Methods A total of 145 newly diagnosed patients with CHF were recruited as group A, and 138 healthy volunteers were recruited as group B. Serum levels of soluble suppression of tumorigenicity 2 (sST2), growth differentiation factor 15 (GDF-15) and lonely G protein coupled receptor ligand-12 (Apelin-12) in both groups were detected; the predictive value of serum sST2, GDF-15 and Apelin-12 levels alone and their combination for poor prognosis in the group A was analyzed.

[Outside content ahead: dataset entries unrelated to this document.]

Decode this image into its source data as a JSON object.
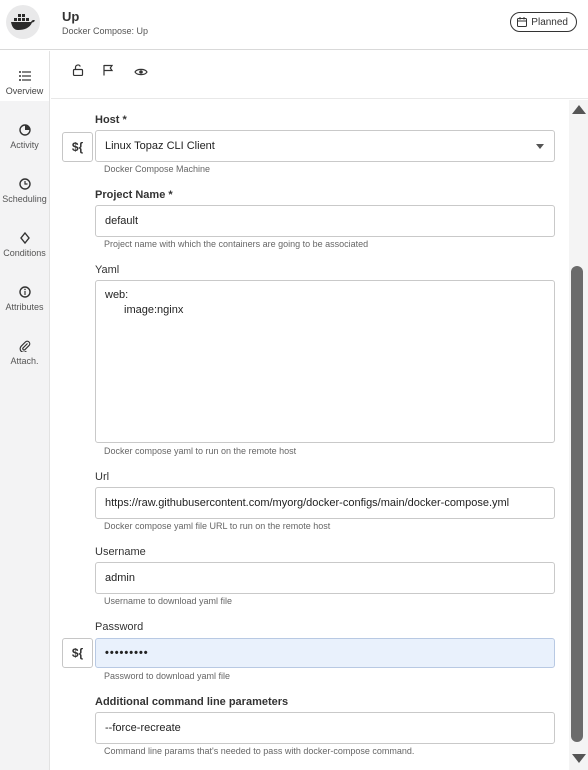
{
  "header": {
    "title": "Up",
    "subtitle": "Docker Compose: Up",
    "status_badge": "Planned",
    "logo_icon": "docker-whale-icon"
  },
  "sidebar": {
    "items": [
      {
        "label": "Overview",
        "icon": "list-icon",
        "active": true
      },
      {
        "label": "Activity",
        "icon": "pie-chart-icon"
      },
      {
        "label": "Scheduling",
        "icon": "clock-icon"
      },
      {
        "label": "Conditions",
        "icon": "diamond-icon"
      },
      {
        "label": "Attributes",
        "icon": "info-icon"
      },
      {
        "label": "Attach.",
        "icon": "paperclip-icon"
      }
    ]
  },
  "toolbar": {
    "icons": [
      "unlock-icon",
      "flag-icon",
      "eye-icon"
    ]
  },
  "form": {
    "var_button_label": "${",
    "host": {
      "label": "Host *",
      "value": "Linux Topaz CLI Client",
      "help": "Docker Compose Machine"
    },
    "project_name": {
      "label": "Project Name *",
      "value": "default",
      "help": "Project name with which the containers are going to be associated"
    },
    "yaml": {
      "label": "Yaml",
      "line1": "web:",
      "line2": "image:nginx",
      "help": "Docker compose yaml to run on the remote host"
    },
    "url": {
      "label": "Url",
      "value": "https://raw.githubusercontent.com/myorg/docker-configs/main/docker-compose.yml",
      "help": "Docker compose yaml file URL to run on the remote host"
    },
    "username": {
      "label": "Username",
      "value": "admin",
      "help": "Username to download yaml file"
    },
    "password": {
      "label": "Password",
      "value": "•••••••••",
      "help": "Password to download yaml file"
    },
    "additional_params": {
      "label": "Additional command line parameters",
      "value": "--force-recreate",
      "help": "Command line params that's needed to pass with docker-compose command."
    }
  },
  "colors": {
    "accent_focus_bg": "#e9f1fc",
    "sidebar_bg": "#f3f3f4",
    "scroll_thumb": "#6b6b6b"
  }
}
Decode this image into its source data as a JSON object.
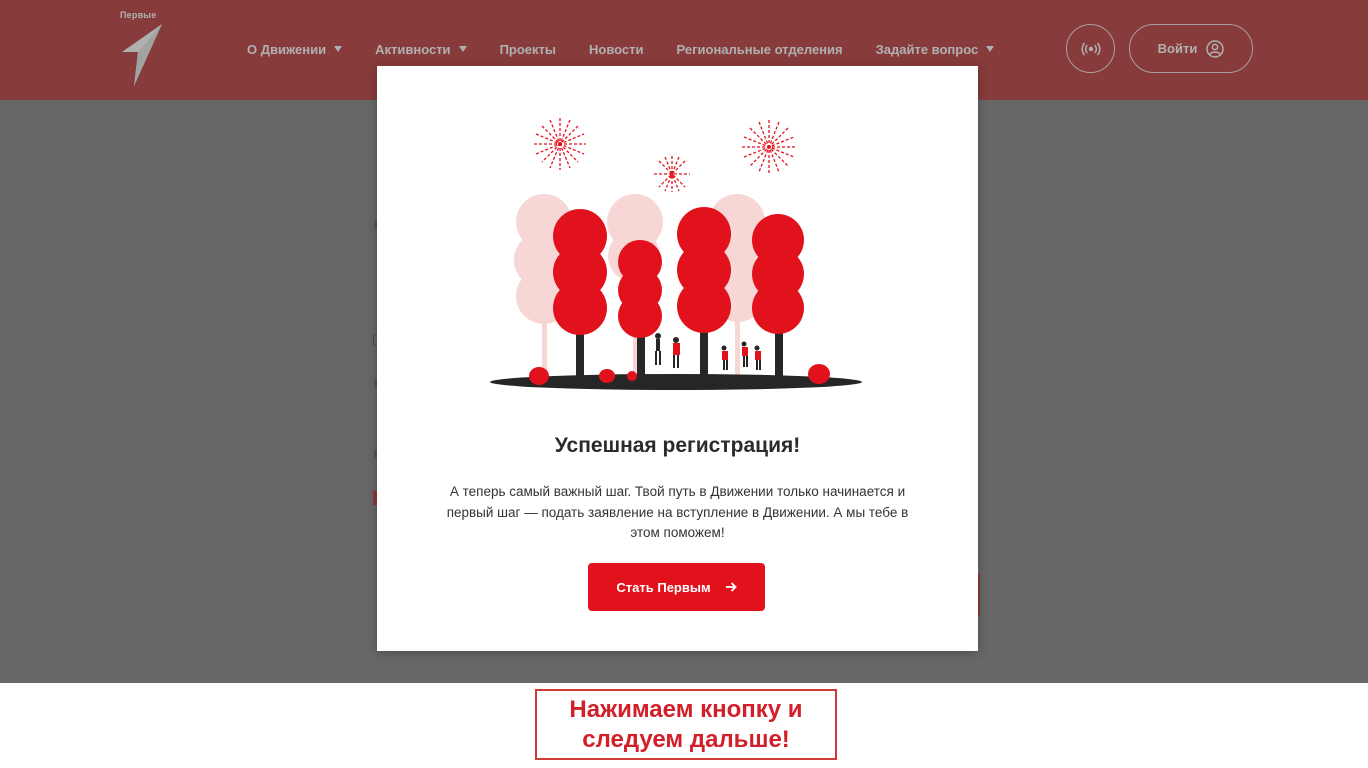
{
  "header": {
    "logo_text": "Первые",
    "background": "#b42a2a",
    "nav": [
      {
        "label": "О Движении",
        "dropdown": true
      },
      {
        "label": "Активности",
        "dropdown": true
      },
      {
        "label": "Проекты",
        "dropdown": false
      },
      {
        "label": "Новости",
        "dropdown": false
      },
      {
        "label": "Региональные отделения",
        "dropdown": false
      },
      {
        "label": "Задайте вопрос",
        "dropdown": true
      }
    ],
    "broadcast_icon": "broadcast-icon",
    "login_label": "Войти",
    "login_icon": "user-circle-icon"
  },
  "modal": {
    "illustration": "celebration-trees-fireworks-illustration",
    "title": "Успешная регистрация!",
    "text": "А теперь самый важный шаг. Твой путь в Движении только начинается и первый шаг — подать заявление на вступление в Движении. А мы тебе в этом поможем!",
    "button_label": "Стать Первым",
    "button_icon": "arrow-right-icon",
    "accent": "#e2121c"
  },
  "caption": {
    "line1": "Нажимаем кнопку и",
    "line2": "следуем дальше!",
    "color": "#d21f2a"
  }
}
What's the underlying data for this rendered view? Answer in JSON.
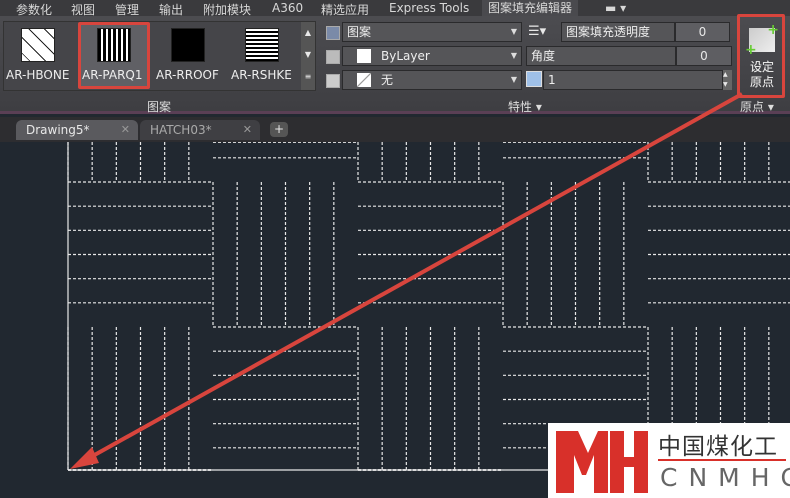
{
  "menu": [
    "参数化",
    "视图",
    "管理",
    "输出",
    "附加模块",
    "A360",
    "精选应用",
    "Express Tools",
    "图案填充编辑器"
  ],
  "patterns": {
    "items": [
      "AR-HBONE",
      "AR-PARQ1",
      "AR-RROOF",
      "AR-RSHKE"
    ],
    "selected": "AR-PARQ1",
    "panel_title": "图案"
  },
  "properties": {
    "type": "图案",
    "color": "ByLayer",
    "background": "无",
    "transparency_label": "图案填充透明度",
    "transparency": "0",
    "angle_label": "角度",
    "angle": "0",
    "scale": "1",
    "panel_title": "特性"
  },
  "origin": {
    "button": "设定原点",
    "button_line1": "设定",
    "button_line2": "原点",
    "panel_title": "原点"
  },
  "tabs": [
    {
      "label": "Drawing5*",
      "active": true
    },
    {
      "label": "HATCH03*",
      "active": false
    }
  ],
  "logo": {
    "cn": "中国煤化工",
    "en": "CNMHG",
    "mark": "MH"
  },
  "colors": {
    "accent": "#d8453d",
    "canvas": "#212830"
  }
}
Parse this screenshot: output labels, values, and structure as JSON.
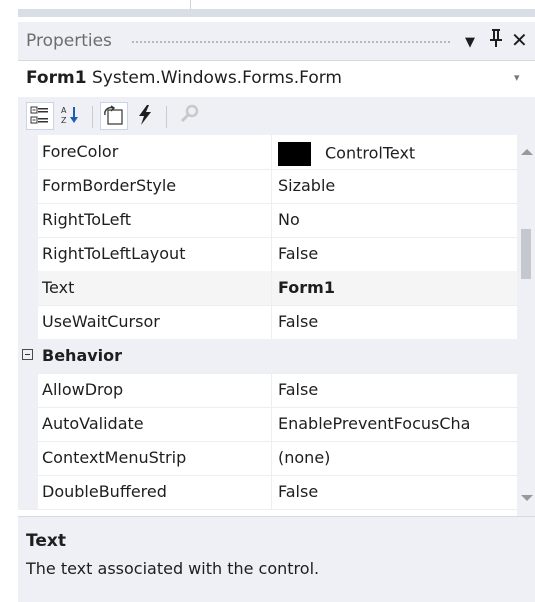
{
  "panel": {
    "title": "Properties",
    "buttons": {
      "dropdown": "▼",
      "pin": "ᛰ",
      "close": "✕"
    }
  },
  "object_selector": {
    "name": "Form1",
    "type": "System.Windows.Forms.Form",
    "arrow": "▾"
  },
  "toolbar": {
    "icons": [
      "categorized-icon",
      "alphabetical-icon",
      "properties-icon",
      "events-icon",
      "property-pages-icon"
    ]
  },
  "rows": [
    {
      "name": "ForeColor",
      "value": "ControlText",
      "swatch": "#000000"
    },
    {
      "name": "FormBorderStyle",
      "value": "Sizable"
    },
    {
      "name": "RightToLeft",
      "value": "No"
    },
    {
      "name": "RightToLeftLayout",
      "value": "False"
    },
    {
      "name": "Text",
      "value": "Form1",
      "bold": true
    },
    {
      "name": "UseWaitCursor",
      "value": "False"
    },
    {
      "category": "Behavior"
    },
    {
      "name": "AllowDrop",
      "value": "False"
    },
    {
      "name": "AutoValidate",
      "value": "EnablePreventFocusCha"
    },
    {
      "name": "ContextMenuStrip",
      "value": "(none)"
    },
    {
      "name": "DoubleBuffered",
      "value": "False"
    }
  ],
  "description": {
    "title": "Text",
    "text": "The text associated with the control."
  }
}
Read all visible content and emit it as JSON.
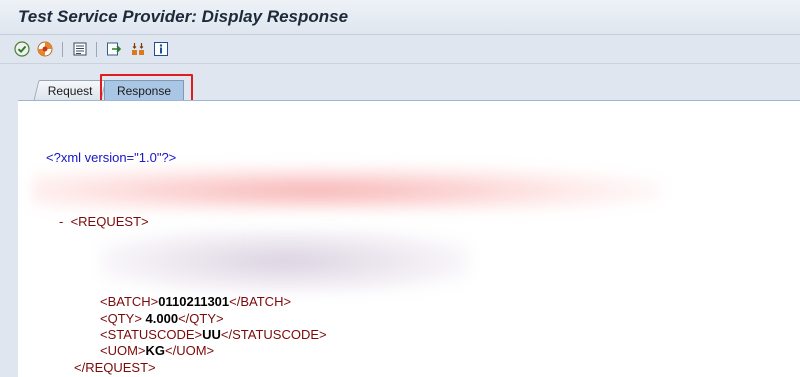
{
  "window": {
    "title": "Test Service Provider: Display Response"
  },
  "toolbar": {
    "buttons": [
      {
        "name": "check-icon"
      },
      {
        "name": "stop-icon"
      },
      {
        "name": "list-icon"
      },
      {
        "name": "export-icon"
      },
      {
        "name": "details-icon"
      },
      {
        "name": "info-icon"
      }
    ]
  },
  "tabs": [
    {
      "label": "Request",
      "active": false
    },
    {
      "label": "Response",
      "active": true
    }
  ],
  "xml": {
    "declaration": "<?xml version=\"1.0\"?>",
    "collapse_marker": "-",
    "request_open": "<REQUEST>",
    "request_close": "</REQUEST>",
    "fields": [
      {
        "open": "<BATCH>",
        "value": "0110211301",
        "close": "</BATCH>"
      },
      {
        "open": "<QTY>",
        "value": " 4.000",
        "close": "</QTY>"
      },
      {
        "open": "<STATUSCODE>",
        "value": "UU",
        "close": "</STATUSCODE>"
      },
      {
        "open": "<UOM>",
        "value": "KG",
        "close": "</UOM>"
      }
    ]
  },
  "colors": {
    "tag": "#7b0a0a",
    "declaration": "#1515c8",
    "active_tab": "#a9c6e4",
    "highlight": "#e01d1d"
  }
}
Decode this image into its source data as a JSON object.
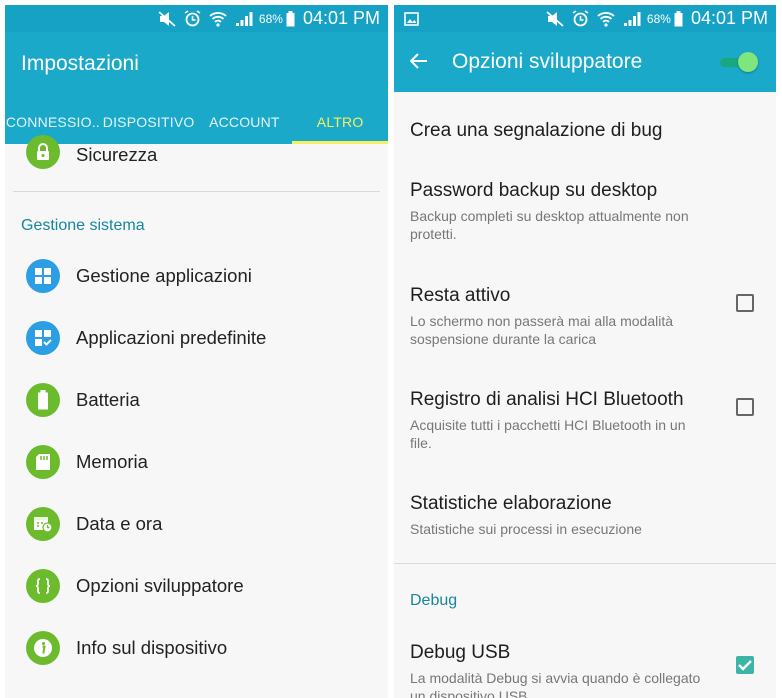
{
  "left": {
    "status": {
      "battery": "68%",
      "time": "04:01 PM"
    },
    "title": "Impostazioni",
    "tabs": [
      {
        "label": "CONNESSIO..",
        "active": false
      },
      {
        "label": "DISPOSITIVO",
        "active": false
      },
      {
        "label": "ACCOUNT",
        "active": false
      },
      {
        "label": "ALTRO",
        "active": true
      }
    ],
    "items_top": [
      {
        "label": "Sicurezza",
        "icon": "lock-icon"
      }
    ],
    "section": "Gestione sistema",
    "items": [
      {
        "label": "Gestione applicazioni",
        "icon": "grid-icon",
        "color": "#2b9ee4"
      },
      {
        "label": "Applicazioni predefinite",
        "icon": "grid-check-icon",
        "color": "#2b9ee4"
      },
      {
        "label": "Batteria",
        "icon": "battery-icon",
        "color": "#6cbb2c"
      },
      {
        "label": "Memoria",
        "icon": "sd-card-icon",
        "color": "#6cbb2c"
      },
      {
        "label": "Data e ora",
        "icon": "calendar-clock-icon",
        "color": "#6cbb2c"
      },
      {
        "label": "Opzioni sviluppatore",
        "icon": "braces-icon",
        "color": "#6cbb2c"
      },
      {
        "label": "Info sul dispositivo",
        "icon": "info-icon",
        "color": "#6cbb2c"
      }
    ]
  },
  "right": {
    "status": {
      "battery": "68%",
      "time": "04:01 PM"
    },
    "title": "Opzioni sviluppatore",
    "master_toggle_on": true,
    "items": [
      {
        "title": "Crea una segnalazione di bug",
        "subtitle": ""
      },
      {
        "title": "Password backup su desktop",
        "subtitle": "Backup completi su desktop attualmente non protetti."
      },
      {
        "title": "Resta attivo",
        "subtitle": "Lo schermo non passerà mai alla modalità sospensione durante la carica",
        "checked": false
      },
      {
        "title": "Registro di analisi HCI Bluetooth",
        "subtitle": "Acquisite tutti i pacchetti HCI Bluetooth in un file.",
        "checked": false
      },
      {
        "title": "Statistiche elaborazione",
        "subtitle": "Statistiche sui processi in esecuzione"
      }
    ],
    "section": "Debug",
    "debug_items": [
      {
        "title": "Debug USB",
        "subtitle": "La modalità Debug si avvia quando è collegato un dispositivo USB",
        "checked": true
      }
    ]
  },
  "colors": {
    "appbar": "#1ba9c9",
    "statusbar": "#16a2c4",
    "tab_active": "#f6ef63",
    "section": "#17879f",
    "icon_green": "#6cbb2c",
    "icon_blue": "#2b9ee4"
  }
}
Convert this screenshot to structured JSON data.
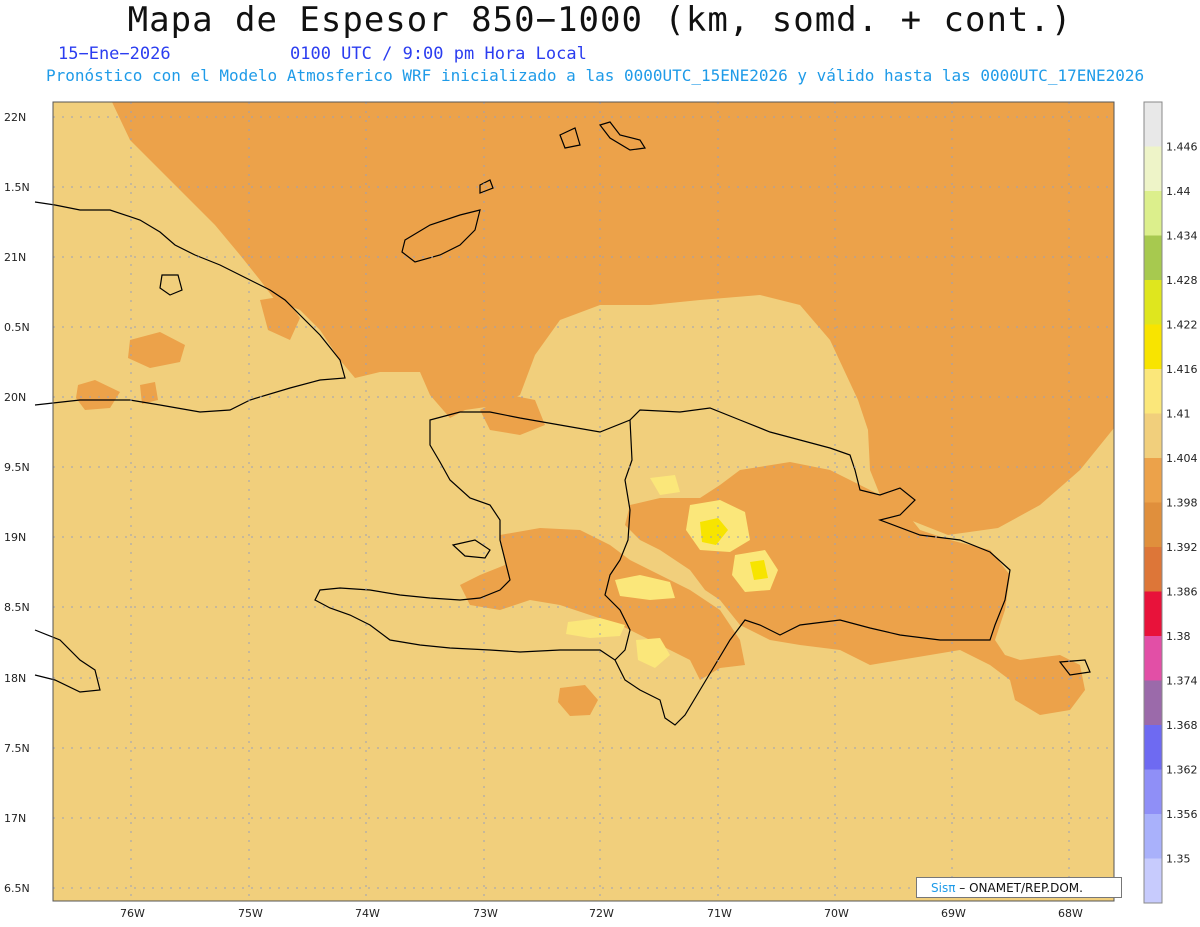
{
  "header": {
    "title": "Mapa de Espesor 850−1000 (km, somd. + cont.)",
    "date": "15−Ene−2026",
    "time": "0100 UTC / 9:00 pm Hora Local",
    "subtitle": "Pronóstico con el Modelo Atmosferico WRF inicializado a las 0000UTC_15ENE2026 y válido hasta las  0000UTC_17ENE2026"
  },
  "map": {
    "lat_labels": [
      "22N",
      "1.5N",
      "21N",
      "0.5N",
      "20N",
      "9.5N",
      "19N",
      "8.5N",
      "18N",
      "7.5N",
      "17N",
      "6.5N"
    ],
    "lon_labels": [
      "76W",
      "75W",
      "74W",
      "73W",
      "72W",
      "71W",
      "70W",
      "69W",
      "68W"
    ],
    "fill_colors": {
      "background": "#f1cf7c",
      "orange": "#eca24a",
      "dark_orange": "#e08f3c",
      "light_yellow": "#fbe77a",
      "yellow": "#f7e400"
    }
  },
  "colorbar": {
    "labels": [
      "1.446",
      "1.44",
      "1.434",
      "1.428",
      "1.422",
      "1.416",
      "1.41",
      "1.404",
      "1.398",
      "1.392",
      "1.386",
      "1.38",
      "1.374",
      "1.368",
      "1.362",
      "1.356",
      "1.35"
    ],
    "colors": [
      "#e8e8e8",
      "#eef4c8",
      "#dcef8c",
      "#a7c94f",
      "#dfe61e",
      "#f8e400",
      "#fbe77a",
      "#f1cf7c",
      "#eca24a",
      "#e08f3c",
      "#dd7638",
      "#e8123a",
      "#e24fa6",
      "#9b6aaa",
      "#6e6af2",
      "#8f8ff7",
      "#a9b1fb",
      "#c7cbfd"
    ]
  },
  "credit": {
    "sis": "Sisπ",
    "text": "– ONAMET/REP.DOM."
  }
}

Results Two cases were lost during follow-up in the group A. The serum levels of sST2 and GDF-15 in the group A were significantly higher, and the level of Apelin-12 was significantly lower than that in the group B (P < 0.05). The incidence of poor prognosis in the group A was 44.06%, the levels of sST2 and GDF-15 in patients with poor prognosis were significantly higher than those in patients with good prognosis, and the level of Apelin-12 was significantly lower than those in patients with good prognosis (P < 0.05). Age, diabetes mellitus, hyperlipidemia, increased level of N-terminal prohormone B-type natriuretic peptide (NT-proBNP), sST2, GDF-15 and decreased level of Apelin-12 were the influencing factors of poor prognosis in the group A. The sensitivity of sST2, GDF-15 and APelin-12 levels combined to predict poor prognosis of CHF patients was significantly higher than those of single prediction (P < 0.01), and area under the curve (AUC) of receiver operating characteristic (ROC) was significantly higher than that of single prediction (P < 0.05).
Conclusion The serum levels of sST2 and GDF-15 are higher, and the serum levels of Apelin-12 is lower in patients with CHF. The above serum indexes, age and complications are related to the prognosis of patients, and the combination of these three factors a better efficacy in predicting poor prognosis of patients.